Thanks guys. I actually looked more into the corgi rescue here in the midwest, and they actually do fosters as well as adoptions. It looks like their process is pretty strict, you have to fill out an application and there's a waiting list and stuff. But when I'm ready, I could at least get on the waiting list. And I think I'd be an okay applicant - it sounds like they prefer experienced corgi people with a place where the dog can run around. I have a yard but it's not fenced - but, there is a large fenced off-leash dog park about a block from my house (Lily has been there approximately one zillion times, it's her favorite place). And obviously I'm an experienced corgi person! So yeah, I'll continue making Lily happy and comfortable (I just zoomed home on my lunch break to feed her and let her go potty and pet her and check up on her - she seems to be doing okay although she had to poo like 4 times in 30 minutes). And then when Lily goes and I've grieved and I'm ready, I think I'll fill out an application to at least foster if not adopt through the corgi rescue group. I've heard of "foster fails" as well and I do like the idea of fostering first, it's like taking a potential dog on a test drive.
Akgirl, my GI said that Addison's isn't a very common illness, it's fairly rare and some doctors (maybe most doctors?) haven't even heard of it. I just sort of lucked into the fact that my GI even thought of it. It is something you should probably bring up with your doctor - maybe print out some literature showing the symptoms of Addison's and how that correlates to your own symptoms. And for what it's worth, even though it was my GI's idea, I seem to recall that he wasn't able to order the blood test himself as that doesn't fall under the umbrella of GI illnesses (even though it can cause those symptoms). My primary care doc had to order the test. So check with your primary care doc.
As for steroids, I also had to ask for a trial of those. That was actually the straw that broke the camel's back. It was my first year of being ill, and I just got sicker and sicker and nobody could tell me what was wrong and the test results were coming back normal or inconclusive or negative. I was getting so scared and frustrated. I had a really horrendous night one night - I flared and that was the day that I decided to start counting how many bowel movements that I had. And I ended up being up all night going to the bathroom. I got a bit delirious around bathroom trip #30, and I lost count, but I went about 5 or 6 times after that, so I'm comfortable with saying that I had diarrhea about 35 times in a 24 hour period (that's still my record, I haven't beat it yet).

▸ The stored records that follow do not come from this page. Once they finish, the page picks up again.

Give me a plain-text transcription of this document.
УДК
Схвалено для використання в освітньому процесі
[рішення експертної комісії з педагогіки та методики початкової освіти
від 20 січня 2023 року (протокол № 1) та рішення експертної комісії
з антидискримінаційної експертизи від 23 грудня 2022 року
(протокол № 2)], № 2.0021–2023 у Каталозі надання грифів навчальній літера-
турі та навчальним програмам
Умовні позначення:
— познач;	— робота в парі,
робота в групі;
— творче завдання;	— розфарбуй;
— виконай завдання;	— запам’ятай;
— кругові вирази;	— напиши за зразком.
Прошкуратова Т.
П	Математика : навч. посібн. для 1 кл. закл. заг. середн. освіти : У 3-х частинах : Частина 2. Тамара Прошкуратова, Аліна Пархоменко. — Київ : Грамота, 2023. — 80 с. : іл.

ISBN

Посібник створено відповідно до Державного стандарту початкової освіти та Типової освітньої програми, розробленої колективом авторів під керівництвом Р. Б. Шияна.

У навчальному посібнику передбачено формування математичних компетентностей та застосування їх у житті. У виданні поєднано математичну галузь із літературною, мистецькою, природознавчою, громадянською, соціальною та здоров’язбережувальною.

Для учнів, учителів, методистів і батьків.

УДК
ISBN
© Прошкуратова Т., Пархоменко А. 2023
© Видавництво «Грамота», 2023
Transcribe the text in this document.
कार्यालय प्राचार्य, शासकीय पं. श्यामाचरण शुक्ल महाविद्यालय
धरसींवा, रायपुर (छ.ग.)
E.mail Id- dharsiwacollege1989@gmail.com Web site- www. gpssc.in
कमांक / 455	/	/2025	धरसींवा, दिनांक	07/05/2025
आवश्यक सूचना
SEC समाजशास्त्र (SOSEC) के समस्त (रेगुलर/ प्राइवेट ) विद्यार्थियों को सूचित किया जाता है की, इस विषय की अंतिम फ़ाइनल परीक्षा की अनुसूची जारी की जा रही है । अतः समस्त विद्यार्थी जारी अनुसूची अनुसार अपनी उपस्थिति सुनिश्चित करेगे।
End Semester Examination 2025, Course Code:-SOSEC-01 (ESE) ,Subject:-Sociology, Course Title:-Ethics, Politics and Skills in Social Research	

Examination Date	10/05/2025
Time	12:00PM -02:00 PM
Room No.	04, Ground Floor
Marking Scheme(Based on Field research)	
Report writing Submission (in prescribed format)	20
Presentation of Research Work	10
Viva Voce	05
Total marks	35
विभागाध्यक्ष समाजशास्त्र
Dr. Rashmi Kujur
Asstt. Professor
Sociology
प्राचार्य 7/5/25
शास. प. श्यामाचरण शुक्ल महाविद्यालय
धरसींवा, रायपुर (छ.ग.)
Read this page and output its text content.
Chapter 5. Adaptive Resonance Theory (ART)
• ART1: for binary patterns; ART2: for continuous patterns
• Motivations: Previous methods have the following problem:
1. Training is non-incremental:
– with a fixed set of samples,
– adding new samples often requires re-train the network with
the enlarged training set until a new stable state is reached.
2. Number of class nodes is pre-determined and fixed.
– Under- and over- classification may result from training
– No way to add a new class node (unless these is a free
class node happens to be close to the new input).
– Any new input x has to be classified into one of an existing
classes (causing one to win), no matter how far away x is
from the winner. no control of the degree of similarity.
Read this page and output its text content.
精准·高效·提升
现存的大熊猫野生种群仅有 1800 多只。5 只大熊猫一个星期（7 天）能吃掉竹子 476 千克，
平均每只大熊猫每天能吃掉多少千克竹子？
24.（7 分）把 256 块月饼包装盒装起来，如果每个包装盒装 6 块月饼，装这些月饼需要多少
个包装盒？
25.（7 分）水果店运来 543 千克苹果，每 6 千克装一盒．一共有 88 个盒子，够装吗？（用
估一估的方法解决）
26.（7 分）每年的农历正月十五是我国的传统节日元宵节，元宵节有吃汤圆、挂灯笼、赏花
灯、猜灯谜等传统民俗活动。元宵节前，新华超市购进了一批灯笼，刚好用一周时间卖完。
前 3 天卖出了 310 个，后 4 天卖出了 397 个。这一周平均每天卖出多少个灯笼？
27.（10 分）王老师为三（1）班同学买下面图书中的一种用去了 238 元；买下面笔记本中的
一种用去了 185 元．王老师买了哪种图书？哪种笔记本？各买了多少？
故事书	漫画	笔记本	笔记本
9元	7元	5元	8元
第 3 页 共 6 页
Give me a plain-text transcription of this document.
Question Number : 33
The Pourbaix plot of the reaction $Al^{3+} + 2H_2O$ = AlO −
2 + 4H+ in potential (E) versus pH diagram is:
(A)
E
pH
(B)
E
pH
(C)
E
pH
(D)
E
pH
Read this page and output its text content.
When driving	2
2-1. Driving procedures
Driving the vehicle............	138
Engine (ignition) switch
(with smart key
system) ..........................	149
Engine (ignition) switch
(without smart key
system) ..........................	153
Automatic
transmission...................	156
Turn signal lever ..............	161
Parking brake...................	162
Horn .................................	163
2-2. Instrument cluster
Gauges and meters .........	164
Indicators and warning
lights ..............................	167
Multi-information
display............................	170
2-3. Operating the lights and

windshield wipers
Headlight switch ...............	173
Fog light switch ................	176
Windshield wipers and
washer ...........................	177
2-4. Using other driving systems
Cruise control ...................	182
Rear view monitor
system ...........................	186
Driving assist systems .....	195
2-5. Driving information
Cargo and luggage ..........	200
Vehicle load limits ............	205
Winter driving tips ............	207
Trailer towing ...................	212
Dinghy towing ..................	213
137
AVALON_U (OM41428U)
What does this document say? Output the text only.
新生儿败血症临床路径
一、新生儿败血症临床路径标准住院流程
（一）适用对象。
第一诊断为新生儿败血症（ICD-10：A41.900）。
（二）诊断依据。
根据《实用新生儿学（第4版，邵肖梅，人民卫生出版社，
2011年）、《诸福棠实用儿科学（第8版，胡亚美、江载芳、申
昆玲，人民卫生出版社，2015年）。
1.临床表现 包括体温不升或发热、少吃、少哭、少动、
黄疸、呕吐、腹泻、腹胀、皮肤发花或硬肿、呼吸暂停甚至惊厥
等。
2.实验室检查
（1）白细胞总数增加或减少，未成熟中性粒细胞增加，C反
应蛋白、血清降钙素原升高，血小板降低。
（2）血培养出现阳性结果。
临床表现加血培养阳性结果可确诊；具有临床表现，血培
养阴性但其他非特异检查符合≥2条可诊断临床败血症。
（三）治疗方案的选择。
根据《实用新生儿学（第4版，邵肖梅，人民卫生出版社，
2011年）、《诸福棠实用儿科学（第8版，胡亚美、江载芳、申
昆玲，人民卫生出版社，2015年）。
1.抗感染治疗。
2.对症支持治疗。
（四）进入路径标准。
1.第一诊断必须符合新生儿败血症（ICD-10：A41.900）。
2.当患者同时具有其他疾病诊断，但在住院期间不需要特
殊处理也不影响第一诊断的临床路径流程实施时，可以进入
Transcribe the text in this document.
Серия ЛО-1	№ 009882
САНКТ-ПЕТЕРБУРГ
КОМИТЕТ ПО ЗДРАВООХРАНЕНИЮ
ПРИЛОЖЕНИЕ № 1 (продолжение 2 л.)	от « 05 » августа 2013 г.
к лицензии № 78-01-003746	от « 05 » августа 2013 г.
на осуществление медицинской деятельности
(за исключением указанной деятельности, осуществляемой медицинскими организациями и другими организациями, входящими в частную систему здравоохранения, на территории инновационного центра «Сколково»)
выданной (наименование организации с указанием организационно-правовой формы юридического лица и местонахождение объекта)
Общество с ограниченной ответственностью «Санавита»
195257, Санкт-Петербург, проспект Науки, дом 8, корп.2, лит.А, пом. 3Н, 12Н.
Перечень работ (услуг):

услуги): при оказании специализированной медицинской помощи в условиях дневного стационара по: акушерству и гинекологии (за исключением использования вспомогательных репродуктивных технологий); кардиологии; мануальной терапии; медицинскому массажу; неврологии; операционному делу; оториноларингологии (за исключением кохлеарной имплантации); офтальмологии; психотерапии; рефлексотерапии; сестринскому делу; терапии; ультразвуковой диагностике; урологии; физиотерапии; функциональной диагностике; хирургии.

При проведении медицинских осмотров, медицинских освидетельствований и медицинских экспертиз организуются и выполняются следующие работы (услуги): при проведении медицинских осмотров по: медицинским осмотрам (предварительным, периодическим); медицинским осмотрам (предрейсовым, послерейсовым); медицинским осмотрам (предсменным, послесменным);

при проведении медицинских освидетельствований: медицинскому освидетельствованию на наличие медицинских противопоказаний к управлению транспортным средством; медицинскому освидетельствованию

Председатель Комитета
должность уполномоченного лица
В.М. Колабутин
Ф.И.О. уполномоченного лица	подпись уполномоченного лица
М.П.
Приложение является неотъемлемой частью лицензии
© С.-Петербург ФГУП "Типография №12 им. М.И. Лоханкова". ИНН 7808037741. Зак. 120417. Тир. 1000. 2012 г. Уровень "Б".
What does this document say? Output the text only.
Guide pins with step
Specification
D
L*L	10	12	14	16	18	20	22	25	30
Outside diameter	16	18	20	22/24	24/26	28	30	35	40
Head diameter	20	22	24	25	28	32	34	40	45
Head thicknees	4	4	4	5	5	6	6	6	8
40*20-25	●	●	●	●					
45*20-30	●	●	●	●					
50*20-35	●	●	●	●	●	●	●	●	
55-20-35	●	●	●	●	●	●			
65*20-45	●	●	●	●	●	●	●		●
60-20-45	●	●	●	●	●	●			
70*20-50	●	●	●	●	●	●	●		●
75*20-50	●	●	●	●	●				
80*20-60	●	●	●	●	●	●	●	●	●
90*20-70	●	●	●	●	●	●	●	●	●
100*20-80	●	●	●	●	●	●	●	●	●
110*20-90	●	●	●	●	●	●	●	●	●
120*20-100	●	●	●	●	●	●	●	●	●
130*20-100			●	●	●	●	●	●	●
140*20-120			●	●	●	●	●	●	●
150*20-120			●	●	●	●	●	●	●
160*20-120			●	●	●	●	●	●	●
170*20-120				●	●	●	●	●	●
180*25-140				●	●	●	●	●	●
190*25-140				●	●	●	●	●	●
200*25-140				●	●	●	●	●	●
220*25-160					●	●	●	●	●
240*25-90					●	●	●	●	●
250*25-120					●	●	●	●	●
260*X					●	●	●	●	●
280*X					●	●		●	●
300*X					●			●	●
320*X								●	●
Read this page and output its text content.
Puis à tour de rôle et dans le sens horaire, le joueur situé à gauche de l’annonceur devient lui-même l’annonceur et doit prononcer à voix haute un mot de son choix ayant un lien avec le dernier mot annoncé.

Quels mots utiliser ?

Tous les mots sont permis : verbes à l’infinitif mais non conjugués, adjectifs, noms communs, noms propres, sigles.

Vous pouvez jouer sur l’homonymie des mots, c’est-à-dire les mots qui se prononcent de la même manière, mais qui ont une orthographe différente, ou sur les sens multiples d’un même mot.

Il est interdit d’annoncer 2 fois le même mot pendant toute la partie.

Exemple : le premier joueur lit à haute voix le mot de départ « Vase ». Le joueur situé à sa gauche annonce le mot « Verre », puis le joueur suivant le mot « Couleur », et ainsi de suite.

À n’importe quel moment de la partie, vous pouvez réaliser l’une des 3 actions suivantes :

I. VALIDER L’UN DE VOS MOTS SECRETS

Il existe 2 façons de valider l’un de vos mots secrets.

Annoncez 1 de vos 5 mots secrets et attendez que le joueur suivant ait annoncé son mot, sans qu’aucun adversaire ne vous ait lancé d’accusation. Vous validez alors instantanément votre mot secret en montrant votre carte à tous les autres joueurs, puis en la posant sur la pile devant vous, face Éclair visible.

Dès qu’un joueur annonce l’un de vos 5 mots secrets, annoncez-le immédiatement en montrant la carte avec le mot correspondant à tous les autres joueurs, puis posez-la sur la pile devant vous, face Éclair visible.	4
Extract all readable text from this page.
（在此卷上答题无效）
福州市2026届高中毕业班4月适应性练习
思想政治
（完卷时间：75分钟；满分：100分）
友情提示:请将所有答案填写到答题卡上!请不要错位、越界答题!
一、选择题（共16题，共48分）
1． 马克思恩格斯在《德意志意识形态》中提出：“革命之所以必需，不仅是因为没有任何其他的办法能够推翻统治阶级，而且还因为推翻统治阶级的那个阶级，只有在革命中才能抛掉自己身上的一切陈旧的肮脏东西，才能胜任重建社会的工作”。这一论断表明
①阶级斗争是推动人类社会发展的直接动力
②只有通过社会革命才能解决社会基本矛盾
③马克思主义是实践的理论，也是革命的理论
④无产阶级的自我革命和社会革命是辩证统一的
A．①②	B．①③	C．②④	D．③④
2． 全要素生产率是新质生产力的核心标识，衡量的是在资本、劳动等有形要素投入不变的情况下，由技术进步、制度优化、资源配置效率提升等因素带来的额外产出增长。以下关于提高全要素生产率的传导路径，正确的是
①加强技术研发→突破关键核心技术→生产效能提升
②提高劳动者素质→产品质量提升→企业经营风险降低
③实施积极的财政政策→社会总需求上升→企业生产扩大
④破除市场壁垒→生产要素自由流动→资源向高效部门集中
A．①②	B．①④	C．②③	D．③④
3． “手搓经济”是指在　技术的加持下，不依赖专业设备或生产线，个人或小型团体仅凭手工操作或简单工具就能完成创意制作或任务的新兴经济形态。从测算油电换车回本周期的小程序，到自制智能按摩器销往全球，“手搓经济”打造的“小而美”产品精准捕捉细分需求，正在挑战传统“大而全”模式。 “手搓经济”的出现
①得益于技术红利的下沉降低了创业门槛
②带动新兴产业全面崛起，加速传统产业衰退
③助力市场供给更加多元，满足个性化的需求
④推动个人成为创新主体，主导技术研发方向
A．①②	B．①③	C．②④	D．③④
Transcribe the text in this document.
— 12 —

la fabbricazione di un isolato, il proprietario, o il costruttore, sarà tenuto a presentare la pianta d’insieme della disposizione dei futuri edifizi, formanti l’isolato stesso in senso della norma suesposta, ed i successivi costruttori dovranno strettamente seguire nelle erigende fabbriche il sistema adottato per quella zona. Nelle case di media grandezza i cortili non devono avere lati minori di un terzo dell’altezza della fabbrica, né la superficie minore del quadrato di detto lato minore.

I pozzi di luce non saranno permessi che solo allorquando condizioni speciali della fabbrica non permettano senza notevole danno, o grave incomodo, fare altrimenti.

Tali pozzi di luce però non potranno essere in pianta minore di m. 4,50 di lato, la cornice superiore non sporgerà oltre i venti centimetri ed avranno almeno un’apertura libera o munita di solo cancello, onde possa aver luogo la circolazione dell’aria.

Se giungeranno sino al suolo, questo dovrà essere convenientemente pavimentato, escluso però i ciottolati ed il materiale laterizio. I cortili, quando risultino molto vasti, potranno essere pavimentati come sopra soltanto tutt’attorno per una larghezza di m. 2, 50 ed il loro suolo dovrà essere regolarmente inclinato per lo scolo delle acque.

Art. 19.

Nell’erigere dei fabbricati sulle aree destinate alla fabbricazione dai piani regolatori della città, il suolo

So I was exhausted and dehydrated and extremely fatigued and just plain feeling horrendous. I tried to get in to see my GI the day after that night but he was all booked up, so was my primary care doc. But the person on the phone said that another primary care doc in that same clinic had an opening, so I went to see that doctor. And he was absolutely horrible, worst doctor I've ever seen. He walked into the exam room, and without even saying hello or asking me what was going on, he announced, "You have IBS. And you look depressed. Would you like some Zoloft?" UM, seriously?! I "look" depressed? Maybe that's because I was pooping all night and didn't sleep and feel like I'm dying, I guess that would probably make anybody "look" depressed, but gah, how condescending and insulting.
That was it, when he said that, I was at my limit and something broke in my brain. I'm normally meek and shy but he turned me into someone else, someone much more assertive and confident. I put down my foot at that moment. I said very sternly, "No, I think I have IBD, and I would like to try prednisone." He hemmed and hawed and then he said he would like me to try a couple of IBS meds first, and then if they didn't work he'd be okay with me trying a short trial of a low dose of pred (5 days at 10 mg per day). I agreed to that. So I tried the IBS meds and they didn't do a thing for me. Then I tried pred, and it was like magic. I felt so great for those 5 days! I guess it's common to get "euphoria" as a side effect, especially the first time you're on pred, and I definitely got that side effect. I felt like a million bucks, I felt like bursting out into song and dance (I didn't, because I didn't think my co-workers would appreciate that, hah). And then, after the 5 days was up, my symptoms all came back with a vengeance and I felt worse than ever. I reported all of that back to my GI, and that's when he started taking me more seriously and treating me as though it is IBD - both my GI and GP agreed that pred works on inflammation, so obviously I have something inflammatory going on, and not IBS. So yeah, putting my foot down and demanding a pred trial ended up working really well for me. Obviously your experience may differ, but I think it is worth a try.